|Mayeux Jr, Herman|
Submitted to: Proceedings of the National Conference on Grazing Lands
Publication Type: Proceedings
Publication Acceptance Date: July 12, 2006
Publication Date: December 11, 2007
Citation: Phillips, W.A., Northup, B.K., Mayeux Jr, H.S. 2007. Management tools to increase the efficiency of winter wheat-stocker enterprises. Proceedings 3rd National Conference on Grazing Lands. 253-526. Interpretive Summary: To increase the efficiency and productivity of winter wheat stocker enterprises, the length of the grazing season must be extended and over-consumption of forage protein must be corrected. To address the first constraint, fescue pastures were grazed in conjunction with wheat pastures. By incorporating fescue into the grazing scheme, the fall grazing season could begin 30 to 40 d earlier than normal and the spring grazing season was extended by 30 to 40 days as compared to using wheat pasture as the only forage resource. To balance the stocker calf’s nutrient requirements, a combination of limit-grazing of winter wheat pastures, to reduce over-consumption of high protein wheat forage, and providing high energy supplemental feed, to provide needed energy, was used. Providing a high-energy supplemental feed in conjunction with limit-grazing of wheat pastures, reduced the amount of forage protein being wasted without reducing animal performance. By limit-grazing wheat pastures, stocking rate during the winter could be doubled. Higher stocking rates in the winter would result in more calves being available in the spring to take advantage of the greater carrying capacity of spring wheat pastures.
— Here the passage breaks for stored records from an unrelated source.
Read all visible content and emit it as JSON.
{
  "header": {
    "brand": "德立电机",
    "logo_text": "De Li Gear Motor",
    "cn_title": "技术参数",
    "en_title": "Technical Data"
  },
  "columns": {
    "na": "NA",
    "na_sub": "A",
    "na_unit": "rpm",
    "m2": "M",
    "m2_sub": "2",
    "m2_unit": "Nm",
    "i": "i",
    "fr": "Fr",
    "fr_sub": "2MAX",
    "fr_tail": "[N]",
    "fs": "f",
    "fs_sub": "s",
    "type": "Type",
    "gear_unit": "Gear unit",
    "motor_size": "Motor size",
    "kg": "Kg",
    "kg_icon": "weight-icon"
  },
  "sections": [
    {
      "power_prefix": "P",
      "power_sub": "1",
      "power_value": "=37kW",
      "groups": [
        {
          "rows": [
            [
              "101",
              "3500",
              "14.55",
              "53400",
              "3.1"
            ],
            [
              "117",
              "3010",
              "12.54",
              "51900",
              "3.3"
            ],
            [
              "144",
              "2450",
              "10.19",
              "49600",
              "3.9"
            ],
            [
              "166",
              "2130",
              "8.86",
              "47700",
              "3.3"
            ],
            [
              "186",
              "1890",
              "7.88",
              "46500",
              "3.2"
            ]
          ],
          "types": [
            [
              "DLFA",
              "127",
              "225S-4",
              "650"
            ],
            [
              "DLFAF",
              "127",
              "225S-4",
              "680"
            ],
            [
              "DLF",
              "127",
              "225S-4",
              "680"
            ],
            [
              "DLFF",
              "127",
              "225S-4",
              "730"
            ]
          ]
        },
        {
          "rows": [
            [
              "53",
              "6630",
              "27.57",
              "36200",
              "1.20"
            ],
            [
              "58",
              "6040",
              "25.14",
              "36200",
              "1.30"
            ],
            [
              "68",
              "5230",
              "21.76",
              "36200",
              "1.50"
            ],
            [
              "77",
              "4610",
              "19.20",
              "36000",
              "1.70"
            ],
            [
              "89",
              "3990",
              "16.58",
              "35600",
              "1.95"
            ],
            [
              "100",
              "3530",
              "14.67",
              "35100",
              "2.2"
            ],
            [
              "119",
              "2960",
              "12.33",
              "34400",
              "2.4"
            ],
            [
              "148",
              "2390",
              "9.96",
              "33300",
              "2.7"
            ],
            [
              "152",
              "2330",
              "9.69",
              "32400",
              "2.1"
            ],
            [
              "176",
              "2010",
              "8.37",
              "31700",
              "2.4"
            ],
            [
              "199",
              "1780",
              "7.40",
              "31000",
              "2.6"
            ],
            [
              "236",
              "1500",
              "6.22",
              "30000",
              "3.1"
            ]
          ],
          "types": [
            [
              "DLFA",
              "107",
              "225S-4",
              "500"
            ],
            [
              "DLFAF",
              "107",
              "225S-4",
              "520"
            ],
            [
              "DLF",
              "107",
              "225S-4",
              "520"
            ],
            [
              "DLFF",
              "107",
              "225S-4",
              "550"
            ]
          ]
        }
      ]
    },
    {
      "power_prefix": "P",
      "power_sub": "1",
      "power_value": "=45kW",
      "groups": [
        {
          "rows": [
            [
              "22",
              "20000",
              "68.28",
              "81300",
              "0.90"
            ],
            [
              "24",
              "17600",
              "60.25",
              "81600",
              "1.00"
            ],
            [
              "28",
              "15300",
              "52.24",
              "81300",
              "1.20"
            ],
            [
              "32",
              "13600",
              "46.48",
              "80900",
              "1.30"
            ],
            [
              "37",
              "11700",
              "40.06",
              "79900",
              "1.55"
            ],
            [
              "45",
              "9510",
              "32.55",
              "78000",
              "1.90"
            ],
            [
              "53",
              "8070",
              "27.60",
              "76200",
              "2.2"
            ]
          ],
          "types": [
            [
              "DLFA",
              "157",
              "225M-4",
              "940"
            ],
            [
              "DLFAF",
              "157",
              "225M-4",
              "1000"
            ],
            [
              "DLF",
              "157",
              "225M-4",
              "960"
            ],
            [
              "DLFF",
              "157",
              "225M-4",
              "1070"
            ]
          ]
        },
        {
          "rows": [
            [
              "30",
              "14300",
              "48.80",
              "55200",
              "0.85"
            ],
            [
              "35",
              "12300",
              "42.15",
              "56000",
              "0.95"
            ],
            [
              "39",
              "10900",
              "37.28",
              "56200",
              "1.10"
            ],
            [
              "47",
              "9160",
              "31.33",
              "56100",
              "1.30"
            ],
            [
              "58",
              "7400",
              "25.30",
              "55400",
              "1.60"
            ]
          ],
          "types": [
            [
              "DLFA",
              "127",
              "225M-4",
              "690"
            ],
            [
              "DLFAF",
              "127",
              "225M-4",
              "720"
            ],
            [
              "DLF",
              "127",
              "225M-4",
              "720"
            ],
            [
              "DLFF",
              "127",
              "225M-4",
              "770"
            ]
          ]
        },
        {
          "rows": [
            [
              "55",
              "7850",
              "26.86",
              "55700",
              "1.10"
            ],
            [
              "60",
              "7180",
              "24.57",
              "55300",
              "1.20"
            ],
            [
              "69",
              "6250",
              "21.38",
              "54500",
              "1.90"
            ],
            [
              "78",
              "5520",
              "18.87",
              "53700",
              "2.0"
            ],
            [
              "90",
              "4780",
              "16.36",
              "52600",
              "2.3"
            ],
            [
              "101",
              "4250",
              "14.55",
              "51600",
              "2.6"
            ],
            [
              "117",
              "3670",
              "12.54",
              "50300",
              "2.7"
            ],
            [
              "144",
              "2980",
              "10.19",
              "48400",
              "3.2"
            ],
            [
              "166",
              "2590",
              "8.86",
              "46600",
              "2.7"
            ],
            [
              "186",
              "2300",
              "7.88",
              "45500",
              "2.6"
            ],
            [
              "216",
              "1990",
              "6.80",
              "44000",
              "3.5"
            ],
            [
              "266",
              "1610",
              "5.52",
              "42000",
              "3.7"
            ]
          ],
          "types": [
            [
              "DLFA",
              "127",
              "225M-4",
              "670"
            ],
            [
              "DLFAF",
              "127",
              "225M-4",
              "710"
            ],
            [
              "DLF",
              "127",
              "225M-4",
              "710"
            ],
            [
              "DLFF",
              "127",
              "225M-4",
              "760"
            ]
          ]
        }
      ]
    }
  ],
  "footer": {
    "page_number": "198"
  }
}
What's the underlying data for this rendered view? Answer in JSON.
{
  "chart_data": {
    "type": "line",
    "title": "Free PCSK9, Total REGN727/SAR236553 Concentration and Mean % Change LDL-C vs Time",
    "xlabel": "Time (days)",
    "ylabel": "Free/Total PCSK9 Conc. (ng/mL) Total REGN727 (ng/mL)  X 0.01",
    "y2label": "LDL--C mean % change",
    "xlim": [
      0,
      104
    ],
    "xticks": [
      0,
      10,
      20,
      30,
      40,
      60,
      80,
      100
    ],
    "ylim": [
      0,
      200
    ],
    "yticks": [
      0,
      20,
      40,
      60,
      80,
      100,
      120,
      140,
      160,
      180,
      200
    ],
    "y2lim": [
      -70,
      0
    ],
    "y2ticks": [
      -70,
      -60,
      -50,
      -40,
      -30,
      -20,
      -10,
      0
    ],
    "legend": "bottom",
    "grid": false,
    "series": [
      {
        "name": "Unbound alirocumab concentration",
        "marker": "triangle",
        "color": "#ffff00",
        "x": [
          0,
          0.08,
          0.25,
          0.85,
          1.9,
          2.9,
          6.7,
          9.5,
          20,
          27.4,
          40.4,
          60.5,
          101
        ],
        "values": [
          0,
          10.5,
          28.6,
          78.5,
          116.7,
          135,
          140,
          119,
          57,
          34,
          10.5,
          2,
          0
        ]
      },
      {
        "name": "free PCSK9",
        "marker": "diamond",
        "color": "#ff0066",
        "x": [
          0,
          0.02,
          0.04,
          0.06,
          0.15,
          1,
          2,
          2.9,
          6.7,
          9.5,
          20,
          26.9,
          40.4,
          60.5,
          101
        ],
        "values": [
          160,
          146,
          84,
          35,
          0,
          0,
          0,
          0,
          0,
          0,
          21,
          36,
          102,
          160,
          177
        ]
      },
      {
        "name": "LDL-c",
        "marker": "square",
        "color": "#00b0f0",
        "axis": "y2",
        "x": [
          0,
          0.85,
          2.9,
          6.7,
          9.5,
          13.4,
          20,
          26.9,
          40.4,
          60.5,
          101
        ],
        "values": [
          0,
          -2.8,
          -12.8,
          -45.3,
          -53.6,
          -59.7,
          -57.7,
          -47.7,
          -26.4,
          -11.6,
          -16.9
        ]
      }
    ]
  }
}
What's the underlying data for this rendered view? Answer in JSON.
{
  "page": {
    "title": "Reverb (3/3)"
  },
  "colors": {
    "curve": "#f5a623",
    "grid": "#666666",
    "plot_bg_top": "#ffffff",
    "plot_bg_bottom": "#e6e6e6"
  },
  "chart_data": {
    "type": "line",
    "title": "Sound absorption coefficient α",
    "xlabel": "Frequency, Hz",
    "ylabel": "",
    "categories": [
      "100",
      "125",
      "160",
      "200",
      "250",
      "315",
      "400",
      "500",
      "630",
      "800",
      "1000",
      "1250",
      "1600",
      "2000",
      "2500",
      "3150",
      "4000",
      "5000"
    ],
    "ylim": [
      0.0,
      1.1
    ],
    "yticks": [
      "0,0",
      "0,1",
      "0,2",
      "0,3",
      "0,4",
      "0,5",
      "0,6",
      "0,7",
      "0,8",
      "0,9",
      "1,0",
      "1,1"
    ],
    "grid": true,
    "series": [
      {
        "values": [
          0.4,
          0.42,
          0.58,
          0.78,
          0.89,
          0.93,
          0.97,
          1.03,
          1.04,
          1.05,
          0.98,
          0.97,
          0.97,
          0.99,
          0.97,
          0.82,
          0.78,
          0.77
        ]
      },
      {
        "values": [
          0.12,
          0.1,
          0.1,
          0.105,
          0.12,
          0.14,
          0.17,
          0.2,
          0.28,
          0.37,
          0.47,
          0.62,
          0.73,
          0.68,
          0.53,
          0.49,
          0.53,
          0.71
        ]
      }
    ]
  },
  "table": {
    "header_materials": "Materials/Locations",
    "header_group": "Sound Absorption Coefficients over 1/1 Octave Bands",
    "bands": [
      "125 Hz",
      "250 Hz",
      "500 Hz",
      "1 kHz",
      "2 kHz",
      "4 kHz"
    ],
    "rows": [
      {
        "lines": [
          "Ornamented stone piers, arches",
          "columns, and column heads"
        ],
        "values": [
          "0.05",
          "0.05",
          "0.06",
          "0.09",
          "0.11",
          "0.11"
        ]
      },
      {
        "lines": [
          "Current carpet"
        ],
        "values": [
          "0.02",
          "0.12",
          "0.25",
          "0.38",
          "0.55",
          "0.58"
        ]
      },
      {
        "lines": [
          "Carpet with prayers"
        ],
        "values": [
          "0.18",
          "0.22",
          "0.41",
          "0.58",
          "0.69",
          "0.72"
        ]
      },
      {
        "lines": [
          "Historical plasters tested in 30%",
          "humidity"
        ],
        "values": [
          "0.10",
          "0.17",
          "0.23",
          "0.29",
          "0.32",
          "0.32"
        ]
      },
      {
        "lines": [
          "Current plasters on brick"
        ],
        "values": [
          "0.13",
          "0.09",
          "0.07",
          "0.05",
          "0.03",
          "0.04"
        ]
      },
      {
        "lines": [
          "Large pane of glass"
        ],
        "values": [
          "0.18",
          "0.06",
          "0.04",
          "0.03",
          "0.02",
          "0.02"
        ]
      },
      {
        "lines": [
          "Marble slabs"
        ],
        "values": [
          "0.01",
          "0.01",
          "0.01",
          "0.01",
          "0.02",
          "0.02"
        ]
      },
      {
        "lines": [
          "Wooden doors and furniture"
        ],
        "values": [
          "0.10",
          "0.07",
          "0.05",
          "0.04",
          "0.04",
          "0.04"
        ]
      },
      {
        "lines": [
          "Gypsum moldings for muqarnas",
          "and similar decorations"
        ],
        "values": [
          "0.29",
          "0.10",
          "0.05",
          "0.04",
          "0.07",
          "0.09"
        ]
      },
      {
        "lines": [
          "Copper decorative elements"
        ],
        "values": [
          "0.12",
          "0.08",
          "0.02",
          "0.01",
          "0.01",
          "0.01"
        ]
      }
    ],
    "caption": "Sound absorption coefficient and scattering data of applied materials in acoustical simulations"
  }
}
Technical Abstract: Over 23 million acres of winter wheat are planted in the southern Great Plains each year, and serves as the major feed resource used by regional stocker cattle enterprises. To increase the efficiency and productivity of winter wheat stocker enterprises, two constraints must be removed. First, length of the grazing season must be extended to increase the amount of BW gained/calf and secondly, the imbalance between dietary protein and energy concentrations must be corrected to decrease wastage of wheat forage protein. To extend the typical wheat grazing season, we used tall fescue pastures (Festuca arundinarea Var. Max-Q) for short periods in the fall (Oct. 23 to Nov 27) prior to grazing wheat and in the spring (April 21 to May 26) after wheat had been grazed out. During the fall grazing period, ADG was less (P< 0.01) as compared to the spring grazing period (1.25 lbs vs. 2.24 lbs) and the amount of calf BW produced/ac was also less (P < 0.01) in the fall than in the spring (130 lbs vs. 226 lbs). The tall fescue pastures used in this study were successfully used to start the fall grazing season earlier and in the spring to extend grazing into June. To address the second constraint, we used a combination of limit-grazing of wheat pasture and providing supplemental feed to more closely balance the amounts of protein and energy consumed by stocker calves and to reduce wastage of wheat forage protein. Limit-grazed calves were alternated between 28-h periods of grazing wheat pasture or being confined to dry lot. While in dry lot, calves were fed a mixed diet (11.9 lbs/calf) and hay (3.0 lbs/calf). Because ADG were not different (P = 0.13) between control (unlimited access to wheat pasture) and limit-grazed groups for the 120-d winter grazing period (1.58 lb vs.1.50 lb), we concluded that we had accomplished our goal of reducing wheat forage intake and balancing the protein:energy to reduce protein wastage. By limiting the amount of wheat consumed, we could double the stocking rate (calves/ac) during the winter grazing period and have more calves available to increase the stocking rate during the spring grazing period. By applying these two management tools, the traditional southern Great Plains stocker grazing season can be extended, the stocking rate during the winter wheat pasture grazing season can be increased, and wheat forage protein can be utilized more efficiently.